Q: You are a big supporter of local control for schools. In the early 1990s, the LEARN reforms also talked of local control. In fact, some critics said it gave too much control to teachers at a school. Yet you opposed LEARN. Why?
Duffy: “I didn’t view LEARN as a true reform. If you read that document very carefully, over and over again there were statements that the principal was the ultimate decision-maker. ... What I push for in reform now is a partnership that must exist between teachers, administrators, parents and [non-teaching staff].”

Q: What are your concerns about using a peer-review process to deal with ineffective teachers?
“There was no protection for a teacher who may have been written up inappropriately by an administrator as retaliation for union activity.” The teacher could file a grievance, but they’d be in the peer-review process while the grievance played out. “I propose expedited arbitration."

"I’ve never had a problem with giving struggling teachers help. There needs to be a similar process for administrators, and we don’t have it. Peer review was all centered on teachers.

"The system both centrally and at the school site too often fails teachers by overburdening them with nonsense and not giving them quick effective help. I just got a message from somebody in District 7. A principal was told by [his supervisor] they couldn’t suspend students. That’s total b---s---.”

The union leadership has “suggested creating schools where violent and chronically disruptive students can be sent. Give them a more enriching environment and psychological help. Not to be there forever, but to work their way back to campus. I couldn’t get the district to agree to a pilot [project]."

"We have to look at the root cause of why teachers are not as effective as they should be.”

Q: Can the district afford a pay raise for teachers given the state budget crisis?
Duffy declined to speculate about the budget year beginning July 1, but “I’m looking at this year. They can’t afford not to because if they don’t give us a pay raise, you’re going to see a mass exodus. Which means class sizes will grow and this broken system will break even more.

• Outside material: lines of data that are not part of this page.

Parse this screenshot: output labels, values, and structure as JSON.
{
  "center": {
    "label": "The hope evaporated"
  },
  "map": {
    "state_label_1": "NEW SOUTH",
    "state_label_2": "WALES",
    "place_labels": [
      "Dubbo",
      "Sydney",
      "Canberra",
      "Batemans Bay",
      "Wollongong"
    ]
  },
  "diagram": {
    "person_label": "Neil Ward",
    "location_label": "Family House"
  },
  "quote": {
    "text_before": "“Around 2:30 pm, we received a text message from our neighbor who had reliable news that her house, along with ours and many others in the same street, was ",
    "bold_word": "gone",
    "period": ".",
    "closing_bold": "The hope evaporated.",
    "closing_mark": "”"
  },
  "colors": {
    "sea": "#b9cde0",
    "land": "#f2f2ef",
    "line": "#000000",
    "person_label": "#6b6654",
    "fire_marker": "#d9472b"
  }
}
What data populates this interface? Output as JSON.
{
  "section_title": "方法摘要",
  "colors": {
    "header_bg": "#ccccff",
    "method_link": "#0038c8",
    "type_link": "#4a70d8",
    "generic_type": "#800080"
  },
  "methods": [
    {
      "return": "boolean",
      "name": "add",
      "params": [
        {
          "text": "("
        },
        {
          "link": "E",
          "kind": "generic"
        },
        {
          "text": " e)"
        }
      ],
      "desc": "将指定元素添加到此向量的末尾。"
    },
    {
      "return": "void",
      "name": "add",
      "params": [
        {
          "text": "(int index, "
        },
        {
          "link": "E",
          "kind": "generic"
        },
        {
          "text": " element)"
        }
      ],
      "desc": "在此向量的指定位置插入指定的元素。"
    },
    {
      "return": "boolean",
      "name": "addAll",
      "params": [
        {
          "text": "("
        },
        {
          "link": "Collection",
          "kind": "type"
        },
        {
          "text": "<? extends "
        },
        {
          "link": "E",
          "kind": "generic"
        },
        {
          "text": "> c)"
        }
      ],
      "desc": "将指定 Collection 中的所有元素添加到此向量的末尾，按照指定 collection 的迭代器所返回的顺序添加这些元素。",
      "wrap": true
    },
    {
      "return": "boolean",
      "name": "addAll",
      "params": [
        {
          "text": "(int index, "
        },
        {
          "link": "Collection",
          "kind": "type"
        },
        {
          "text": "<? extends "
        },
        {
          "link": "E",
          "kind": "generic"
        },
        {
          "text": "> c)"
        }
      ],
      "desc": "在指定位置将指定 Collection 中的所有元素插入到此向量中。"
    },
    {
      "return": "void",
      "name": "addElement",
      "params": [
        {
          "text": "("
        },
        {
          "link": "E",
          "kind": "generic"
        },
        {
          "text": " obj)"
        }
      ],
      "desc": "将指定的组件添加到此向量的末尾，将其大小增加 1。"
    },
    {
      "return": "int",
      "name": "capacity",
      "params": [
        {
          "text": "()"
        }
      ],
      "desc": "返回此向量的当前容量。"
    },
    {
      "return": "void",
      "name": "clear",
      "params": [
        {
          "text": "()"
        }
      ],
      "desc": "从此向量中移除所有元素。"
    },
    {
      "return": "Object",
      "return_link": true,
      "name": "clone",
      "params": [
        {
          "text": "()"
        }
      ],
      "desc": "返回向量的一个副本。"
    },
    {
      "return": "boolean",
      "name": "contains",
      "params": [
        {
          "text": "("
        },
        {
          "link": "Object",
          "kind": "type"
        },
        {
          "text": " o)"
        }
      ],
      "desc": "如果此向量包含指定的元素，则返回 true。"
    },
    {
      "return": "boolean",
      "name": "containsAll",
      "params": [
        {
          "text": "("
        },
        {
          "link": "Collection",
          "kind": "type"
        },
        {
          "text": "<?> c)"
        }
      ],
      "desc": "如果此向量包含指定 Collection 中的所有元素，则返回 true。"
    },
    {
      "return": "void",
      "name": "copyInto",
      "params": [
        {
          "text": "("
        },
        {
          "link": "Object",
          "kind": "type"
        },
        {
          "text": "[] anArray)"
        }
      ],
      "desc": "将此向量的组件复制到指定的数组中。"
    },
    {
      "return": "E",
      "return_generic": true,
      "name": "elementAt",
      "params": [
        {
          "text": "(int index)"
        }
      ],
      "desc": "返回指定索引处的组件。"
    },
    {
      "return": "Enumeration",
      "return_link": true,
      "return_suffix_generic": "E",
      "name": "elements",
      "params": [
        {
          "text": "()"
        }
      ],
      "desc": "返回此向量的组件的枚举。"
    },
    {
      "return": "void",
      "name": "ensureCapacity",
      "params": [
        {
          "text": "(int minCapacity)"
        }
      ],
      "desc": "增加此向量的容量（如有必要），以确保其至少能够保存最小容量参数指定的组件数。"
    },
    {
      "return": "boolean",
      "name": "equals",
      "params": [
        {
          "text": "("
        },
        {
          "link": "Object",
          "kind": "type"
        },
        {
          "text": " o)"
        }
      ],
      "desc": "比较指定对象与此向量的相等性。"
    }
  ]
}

"The money is there. It’s the way it’s spent. It gives us all an opportunity to rethink the way we spend money.

"The silver lining is we’ve never been more ripe for a discussion on progressive taxation.” Duffy cited examples of how tax rates for the wealthy have declined and that corporations have benefited from tax laws meant to halt the rise of residential property taxes. He also mentioned tax loopholes benefiting yacht buyers, and Gov. Arnold Schwarzenegger’s reduction of the car tax. “My God, how stupid we are. For a little bit of savings on the front end with the car tax, we’ve let this guy destroy our state.”

Q: Is there anything wrong with the union contract? It’s more than 400 pages long and longer than most others. Is it too long?
Duffy: "I don’t think so. It’s unfortunate that public memory is so short. It’s not that long ago where workers, whether they were teachers, miners or autoworkers were totally [abused] by management. Would I be willing to change parts of the contract? I’ve shown that willingness in creating new contracts with the approval of those affected.

"This bureaucracy has traditionally been and continues to be adversarial. ... We have agreements in part to protect us from an uncaring, unfeeling, superbureaucracy that wants to control every aspect of what we do every minute of every day.

Q: How do you feel about Open Court, the district’s phonics-based reading program?
"Open Court should be eliminated or radically altered to allow for creativity."